Moreover, money supply in China is up the most since last April and new Chinese loans exceeded the estimates of all 18 Bloomberg economists. M2 rose 13.6 percent, the fastest pace since July.
Bloomberg reports China Stocks Rise Most in 3 Months on Loan, Money Data
(Excerpt) Read more at finance.townhall.com ...
The parallels to Japan are amazing.
We know how that finished.
Empty chinese cities = Japanese gold-flake sake, eating sushi off nude girl.
Now the party, but soon comes the hang-over.
Many people don’t understand the corner China is painted into by the fixed exchange rate.
In order to buy all dollars that are presented to the central bank for exchange, they have to come up with huge amounts of Chinese money. The only way to get it is to print it. So when we create money over here, the inflation produced shows up in China.

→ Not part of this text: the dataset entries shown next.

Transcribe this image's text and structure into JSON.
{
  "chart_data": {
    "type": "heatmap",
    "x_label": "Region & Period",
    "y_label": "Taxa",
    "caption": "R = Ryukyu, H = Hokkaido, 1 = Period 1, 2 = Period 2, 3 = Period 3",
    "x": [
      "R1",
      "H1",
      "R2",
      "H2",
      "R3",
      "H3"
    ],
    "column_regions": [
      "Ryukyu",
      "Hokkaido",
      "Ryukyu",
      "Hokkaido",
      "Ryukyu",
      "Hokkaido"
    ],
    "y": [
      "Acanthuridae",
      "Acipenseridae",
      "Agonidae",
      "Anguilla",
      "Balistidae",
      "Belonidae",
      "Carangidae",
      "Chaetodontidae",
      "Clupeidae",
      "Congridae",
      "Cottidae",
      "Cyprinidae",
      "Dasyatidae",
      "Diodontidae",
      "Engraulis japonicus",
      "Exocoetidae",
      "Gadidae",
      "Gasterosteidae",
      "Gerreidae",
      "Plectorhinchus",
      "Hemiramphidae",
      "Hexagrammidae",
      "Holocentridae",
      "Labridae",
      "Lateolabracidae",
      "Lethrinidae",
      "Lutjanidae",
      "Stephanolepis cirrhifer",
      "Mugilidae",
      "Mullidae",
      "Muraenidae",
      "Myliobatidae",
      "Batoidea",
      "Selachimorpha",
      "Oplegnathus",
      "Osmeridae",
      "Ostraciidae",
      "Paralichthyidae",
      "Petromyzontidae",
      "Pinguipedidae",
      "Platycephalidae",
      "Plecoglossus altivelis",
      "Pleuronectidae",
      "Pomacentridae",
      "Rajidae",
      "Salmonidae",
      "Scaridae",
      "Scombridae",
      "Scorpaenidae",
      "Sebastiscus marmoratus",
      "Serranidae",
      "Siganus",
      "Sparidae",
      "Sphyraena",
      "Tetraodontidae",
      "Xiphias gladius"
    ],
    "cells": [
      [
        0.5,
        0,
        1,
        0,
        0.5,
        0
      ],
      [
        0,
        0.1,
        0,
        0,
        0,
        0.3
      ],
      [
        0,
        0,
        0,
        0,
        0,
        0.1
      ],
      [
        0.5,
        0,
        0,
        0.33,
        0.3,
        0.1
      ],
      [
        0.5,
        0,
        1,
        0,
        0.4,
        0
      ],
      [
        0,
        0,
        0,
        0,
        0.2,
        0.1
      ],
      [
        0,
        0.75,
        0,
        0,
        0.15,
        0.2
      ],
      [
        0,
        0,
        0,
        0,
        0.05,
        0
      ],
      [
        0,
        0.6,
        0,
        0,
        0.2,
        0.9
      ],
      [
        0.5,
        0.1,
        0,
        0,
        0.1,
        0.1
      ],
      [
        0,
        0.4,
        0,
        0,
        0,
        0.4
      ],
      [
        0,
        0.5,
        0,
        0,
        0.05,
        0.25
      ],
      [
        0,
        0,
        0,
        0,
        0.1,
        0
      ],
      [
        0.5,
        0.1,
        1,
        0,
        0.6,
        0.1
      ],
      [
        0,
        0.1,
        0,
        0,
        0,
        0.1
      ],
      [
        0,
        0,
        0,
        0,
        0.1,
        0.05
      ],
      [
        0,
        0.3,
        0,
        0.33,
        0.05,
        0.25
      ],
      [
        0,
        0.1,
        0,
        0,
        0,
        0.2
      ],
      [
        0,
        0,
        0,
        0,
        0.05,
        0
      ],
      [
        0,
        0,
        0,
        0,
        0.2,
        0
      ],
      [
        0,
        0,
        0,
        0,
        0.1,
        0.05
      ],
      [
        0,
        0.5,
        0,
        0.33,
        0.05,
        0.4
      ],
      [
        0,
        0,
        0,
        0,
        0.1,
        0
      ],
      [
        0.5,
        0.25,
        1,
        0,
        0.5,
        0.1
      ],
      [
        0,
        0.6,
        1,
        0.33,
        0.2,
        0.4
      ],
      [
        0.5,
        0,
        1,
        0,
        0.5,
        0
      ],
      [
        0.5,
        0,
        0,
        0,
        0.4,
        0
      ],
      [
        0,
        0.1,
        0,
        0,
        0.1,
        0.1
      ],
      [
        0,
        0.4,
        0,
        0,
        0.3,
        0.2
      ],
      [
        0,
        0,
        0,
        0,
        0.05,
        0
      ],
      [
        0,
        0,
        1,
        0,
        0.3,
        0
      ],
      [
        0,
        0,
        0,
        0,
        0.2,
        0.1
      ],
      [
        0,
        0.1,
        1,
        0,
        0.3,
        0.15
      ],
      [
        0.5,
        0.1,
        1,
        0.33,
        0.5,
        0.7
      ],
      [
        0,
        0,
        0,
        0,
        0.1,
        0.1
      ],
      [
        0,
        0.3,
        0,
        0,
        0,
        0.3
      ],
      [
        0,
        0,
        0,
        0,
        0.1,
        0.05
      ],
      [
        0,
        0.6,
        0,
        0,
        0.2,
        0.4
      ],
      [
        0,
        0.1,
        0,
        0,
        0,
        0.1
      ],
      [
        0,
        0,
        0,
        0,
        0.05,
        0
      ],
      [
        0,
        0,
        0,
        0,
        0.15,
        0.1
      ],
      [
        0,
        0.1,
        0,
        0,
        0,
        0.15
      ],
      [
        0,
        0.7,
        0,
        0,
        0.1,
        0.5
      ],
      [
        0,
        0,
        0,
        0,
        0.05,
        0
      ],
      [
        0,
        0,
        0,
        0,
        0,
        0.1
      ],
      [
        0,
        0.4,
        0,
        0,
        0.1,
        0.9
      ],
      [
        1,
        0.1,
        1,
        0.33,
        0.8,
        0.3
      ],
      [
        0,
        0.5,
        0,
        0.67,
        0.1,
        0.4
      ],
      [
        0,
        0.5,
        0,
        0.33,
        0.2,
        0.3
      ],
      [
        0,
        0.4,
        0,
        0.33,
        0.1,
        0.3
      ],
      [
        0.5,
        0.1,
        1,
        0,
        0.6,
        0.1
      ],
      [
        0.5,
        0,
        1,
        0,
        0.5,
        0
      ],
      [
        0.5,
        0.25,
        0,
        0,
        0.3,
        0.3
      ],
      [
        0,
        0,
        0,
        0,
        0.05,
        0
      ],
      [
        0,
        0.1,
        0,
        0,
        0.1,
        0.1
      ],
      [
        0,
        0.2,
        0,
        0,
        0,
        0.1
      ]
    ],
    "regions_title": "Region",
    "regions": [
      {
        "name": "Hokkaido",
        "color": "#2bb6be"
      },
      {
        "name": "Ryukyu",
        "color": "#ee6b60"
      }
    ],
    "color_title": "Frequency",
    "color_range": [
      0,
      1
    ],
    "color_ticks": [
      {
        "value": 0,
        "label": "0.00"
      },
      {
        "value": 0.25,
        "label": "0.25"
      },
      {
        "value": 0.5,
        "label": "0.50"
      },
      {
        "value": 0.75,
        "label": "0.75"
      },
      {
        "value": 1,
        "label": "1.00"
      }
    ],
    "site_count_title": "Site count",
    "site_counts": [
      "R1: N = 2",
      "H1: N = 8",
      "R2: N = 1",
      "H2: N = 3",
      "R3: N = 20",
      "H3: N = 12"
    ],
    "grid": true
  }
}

Country Comparison: Current Account Balance
This entry records a country's net trade in goods and services, plus net earnings from rents, interest, profits, and dividends, and net transfer payments (such as pension funds and worker remittances) to and from the rest of the world during the period specified. These figures are calculated on an exchange rate basis, i.e., not in purchasing power parity (PPP) terms.
[...]
1 China $ 305,400,000,000 2010 est.
[...]
197 United States $ -470,200,000,000 2010 est.
Yeah, but it is their choice and it's biting them in the rear. The inflation is causing prices and wages to rise so quickly that their vaunted trade surplus is being whittled away as they lose their advantage and as imported goods look more and more attractive to the Chinese consumer.
Well, consider the alternative. They price themselves out of the market, large numbers of workers become unemployed. Angry men start gathering on street corners discussing their grievances with the government, and....
Money supply is up. Credit is loose. They are setting themselves up for an overheated economy followed by a contraction and a recession.
When the elephants fight; the monkeys flee.